This cookie reminded me of my favourite Oatmeal Cookie in texture. A thin cookie that has a soft chewy texture rather than a crisp or cakey texture. Of course these cookies didn't have oatmeal. They were full of sweet coconut. Like most recipes I adapted it slightly. I toasted the coconut first, add more vanilla extract and the cookies were slightly flattened and sprinkled with sugar before baking.
I've posted the recipe as I baked it, but you can find the original recipe on Indigo Sugar Spectrum.
These cookies are soooooooo goooooood!!!! I'll definitely be making these again soon.
Toasted Coconut Cookies
Adapted from Indigo's Sugar Spectrum/Allrecipes
1/2 teaspoon baking soda
1/4 teaspoon salt
1/2 cup butter
1/2 cup packed brown sugar
1/2 cup white sugar
2 teaspoons vanilla extract
1 1/3 cups toasted flaked coconut
Toast coconut.
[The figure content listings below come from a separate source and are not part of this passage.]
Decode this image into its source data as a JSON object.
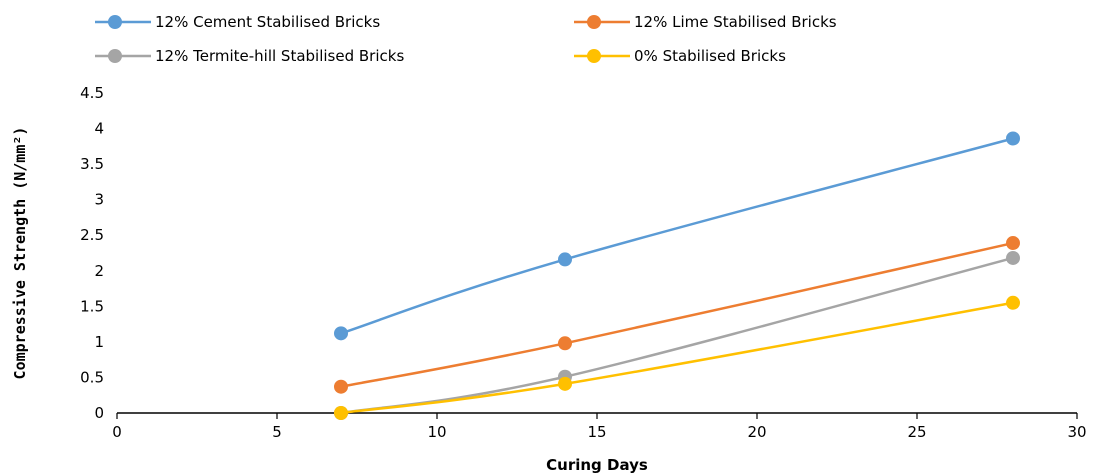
{
  "chart_data": {
    "type": "line",
    "xlabel": "Curing Days",
    "ylabel": "Compressive Strength (N/mm²)",
    "xlim": [
      0,
      30
    ],
    "ylim": [
      0,
      4.5
    ],
    "xticks": [
      0,
      5,
      10,
      15,
      20,
      25,
      30
    ],
    "yticks": [
      0,
      0.5,
      1,
      1.5,
      2,
      2.5,
      3,
      3.5,
      4,
      4.5
    ],
    "xtick_labels": [
      "0",
      "5",
      "10",
      "15",
      "20",
      "25",
      "30"
    ],
    "ytick_labels": [
      "0",
      "0.5",
      "1",
      "1.5",
      "2",
      "2.5",
      "3",
      "3.5",
      "4",
      "4.5"
    ],
    "grid": false,
    "legend_position": "top",
    "series": [
      {
        "name": "12% Cement Stabilised Bricks",
        "color": "#5b9bd5",
        "x": [
          7,
          14,
          28
        ],
        "y": [
          1.12,
          2.16,
          3.86
        ]
      },
      {
        "name": "12% Lime Stabilised Bricks",
        "color": "#ed7d31",
        "x": [
          7,
          14,
          28
        ],
        "y": [
          0.37,
          0.98,
          2.39
        ]
      },
      {
        "name": "12% Termite-hill Stabilised Bricks",
        "color": "#a5a5a5",
        "x": [
          7,
          14,
          28
        ],
        "y": [
          0.0,
          0.51,
          2.18
        ]
      },
      {
        "name": "0% Stabilised Bricks",
        "color": "#ffc000",
        "x": [
          7,
          14,
          28
        ],
        "y": [
          0.0,
          0.41,
          1.55
        ]
      }
    ]
  }
}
Be careful not to burn.
Preheat oven to 350 degrees F (175 degrees C.) Combine flour, baking soda, and salt.
Cream the butter, brown sugar, and white sugar until smooth. Beat in the egg and vanilla until light and fluffy. Gradually blend in the flour mixture, then mix in the coconut. Drop dough by teaspoonfuls onto cookie sheet lined with parchment. Flatten slightly with a glass dipped in sugar.
Bake for 8 to 10 minutes or until just starting to colour. Cookies should not brown. Cool on wire racks.